The Myth of the Guru Therapist and Silver Bullet Cure
by Barry Duncan PhD. Retrieved from What's Right With You?
The savage bows down to idols of wood and stone: the civilized man to idols of flesh and blood. George Bernard Shaw
Research has led to an unarguable conclusion that is good news for both mental health professionals and clients alike: Psychotherapy is effective in helping human problems. The good news of therapy's usefulness, however, has led to the impression that therapy operates with technological precision. The illusion is that the all-knowing therapist assigns the proper diagnosis and then selects the right treatment for the particular disorder at hand. This is based on the medical model of therapy which operates from the belief that the therapist sizes up the demon that plagues the hapless client, loads the silver bullet into the psychotherapy revolver, and shoots the psychic werewolf terrorizing the client. The more likely truth is that the therapist will offer the approach she or he was trained in or is most comfortable in delivering, regardless of the kind of problem it is or your preferences about how it should be handled.
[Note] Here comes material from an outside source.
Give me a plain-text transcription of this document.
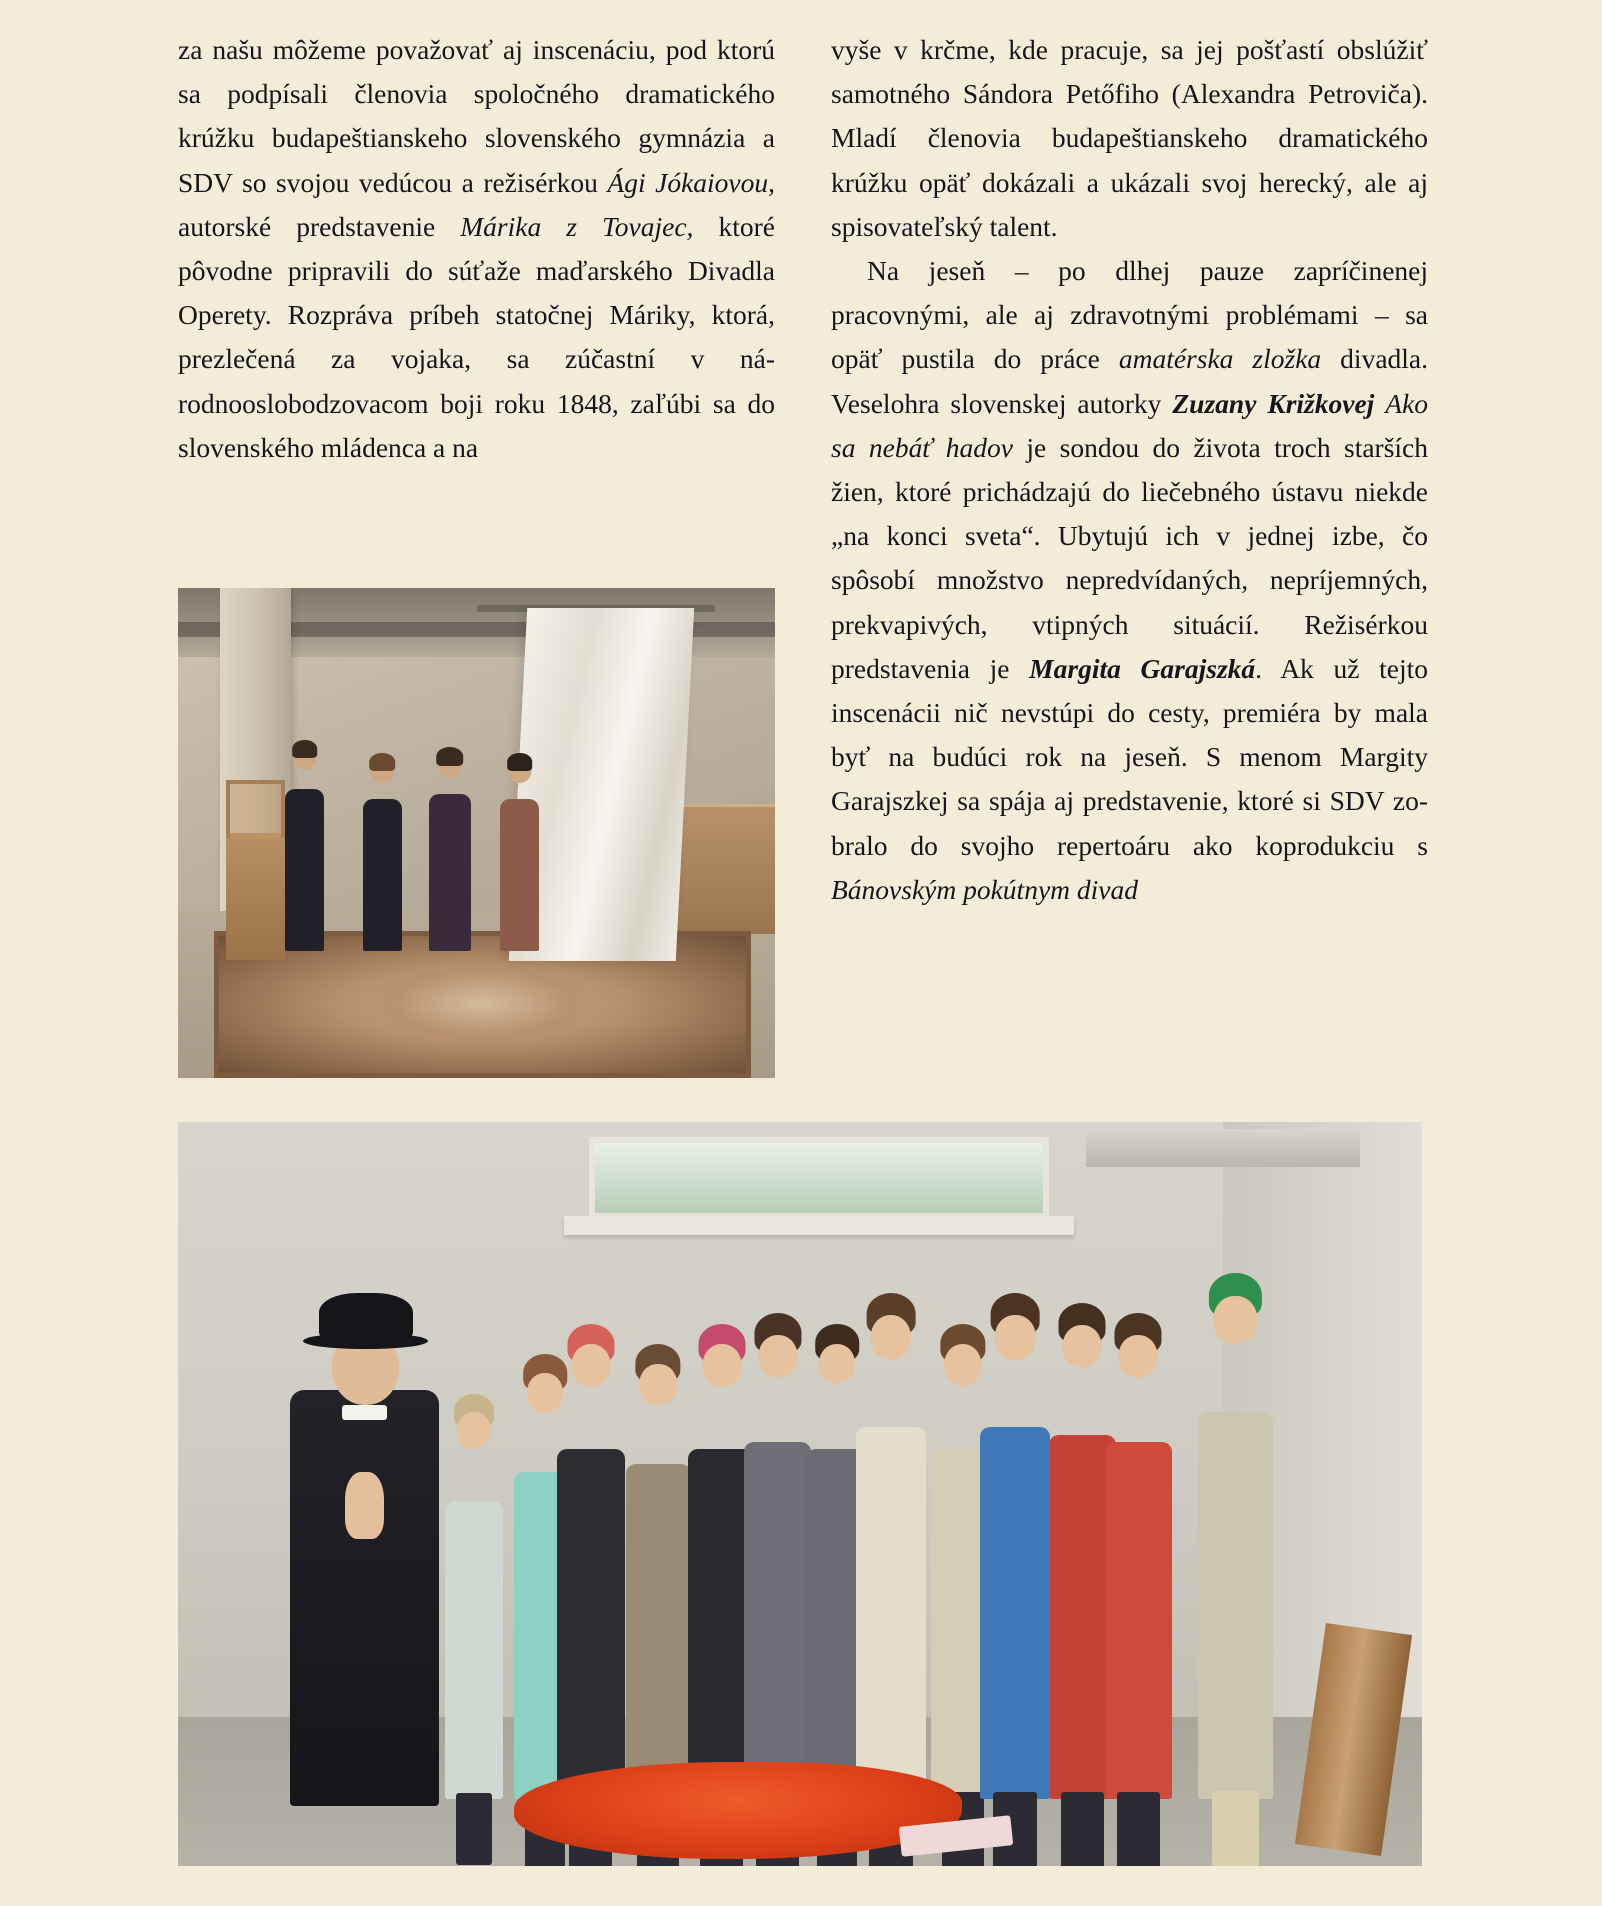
za našu môžeme považovať aj inscenáciu, pod ktorú sa podpísali členovia spoločného dramatického krúžku budapeštianskeho slovenského gymnázia a SDV so svojou vedúcou a režisérkou Ági Jókaiovou, autorské predstavenie Márika z Tovajec, ktoré pôvodne pripravili do súťaže maďarského Divadla Operety. Rozpráva príbeh statočnej Máriky, ktorá, prezlečená za vojaka, sa zúčastní v národnooslobodzovacom boji roku 1848, zaľúbi sa do slovenského mládenca a na

vyše v krčme, kde pracuje, sa jej pošťastí obslúžiť samotného Sándora Petőfiho (Alexandra Petroviča). Mladí členovia budapeštianskeho dramatického krúžku opäť dokázali a ukázali svoj herecký, ale aj spisovateľský talent.

Na jeseň – po dlhej pauze zapríčinenej pracovnými, ale aj zdravotnými problémami – sa opäť pustila do práce amatérska zložka divadla. Veselohra slovenskej autorky Zuzany Križkovej Ako sa nebáť hadov je sondou do života troch starších žien, ktoré prichádzajú do liečebného ústavu niekde „na konci sveta“. Ubytujú ich v jednej izbe, čo spôsobí množstvo nepredvídaných, nepríjemných, prekvapivých, vtipných situácií. Režisérkou predstavenia je Margita Garajszká. Ak už tejto inscenácii nič nevstúpi do cesty, premiéra by mala byť na budúci rok na jeseň. S menom Margity Garajszkej sa spája aj predstavenie, ktoré si SDV zobralo do svojho repertoáru ako koprodukciu s Bánovským pokútnym divad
Over the years, new schools of therapy have propagated like rabbits and arrive with the regularity of the Book-of-the-Month Club's main selection - now adding up to over 400 models and techniques. Most profess to have captured the true essence of psychological dysfunction as well as the best remedies. Most claim to be the true silver bullet cure for whatever ails you. However, such claims and counter claims that one approach is better than the rest have no basis in reality.
In the hopes of proving their pet approaches superior, a generation of investigators ushered in the age of comparative clinical trials. Winners and losers were to be had. Thus, behavior therapy, psychoanalytic, client-centered or humanistic, rational-emotive, cognitive behavioural, time-limited, time-unlimited, and other therapies were pitted against each other in a great battle of the brands. Nonetheless, all this sound and fury produced an unexpected bonfire of the vanities. The underlying premise of the comparative studies, that one (or more) therapies would prove superior to others, received virtually no support. Despite the Herculean efforts of legions of model worshipers, no one succeeded in declaring any religion to be the best.
These findings have been creatively summarized by quoting the dodo bird from Alice's Adventures in Wonderland who said, "Everybody has won and all must have prizes," first articulated back in 1936 by the amazing Harvard trained psychologist Saul Rosenzweig. The so called "dodo bird verdict" has proven to be the most replicated finding in the therapy literature. The dodo verdict means that because all approaches appear equal in effectiveness, there must be factors in operation that overshadow any perceived differences among approaches. If therapies work, and it has nothing to do with their bells and whistles, what are the common factors of change?
Our recent best selling book for professionals, The Heart and Soul of Change, answers that question. We assembled the leading researchers in the world to review five decades of investigation and reveal its implications for practice. Chapter One talks about the factors that do make a difference - your resources, a supportive relationship, and a plan of action that fits your ideas and engenders hope. Don't be beguiled by the myth of the guru therapist and the silver bullet cure. There are endless possibilities for ideas and techniques that could prove useful to your change endeavor. There is no single silver bullet approach. Change is far more about you and the working alliance (the relationship) you form with the therapist than her or his flashy brilliance or the brand of therapy he or she practices; tapping into your strengths and wisdom is the only silver bullet cure.
As a young man, with the lessons learned from my parents in hand, I began my training to become a psychologist. I was soon disheartened to discover that the mental health field was utterly obsessed with viewing people as mental invalids. In fact, I learned that the defining question that eclipsed all others was "What's wrong with you?" But it was more than a guiding question. It seemed to be the field's very mission to hunt down pathology - often hidden in such a way that only an expert could find it - lurking everywhere waiting to strike its hapless prey like a monster in a bad horror movie. This view of people as damaged goods, hopeless victims of past trauma or their own biochemistry just didn't fit my experience.
Over the years, I was delighted to discover, that this pervasive attitude didn't fit scientific research about change either. Change, in truth, is far more about what's right with the people attempting it - their strengths, resources, ideas, and relational support - than the labels they are branded with or even the methods the therapist uses. This information resonated with my experience and I finally found a home in helping clients harness their abilities to solve life struggles as well as doing my best to influence the mental health field to abandon the self serving view of people as sick, fragile, and incompetent. My efforts (with my colleagues Drs. Scott Miller and Jacqueline Sparks) have spawned a worldwide "Heroic Client Movement" based on the desire to give clients a voice in their own treatment and applying the bottom line of over fifty years of research about change.
And that bottom line is - you are the engine of change. Change happens by marshalling your inherent abilities, what's right with you, to address the situation at hand. In the drama of change, you are the hero or heroine.
Resources: Fancher (2003). Health and suffering in America. Transaction Publishers/Rutgers. The ambitious reader may try: Duncan, Miller, & Sparks (2004). The heroic client. Jossey-Bass.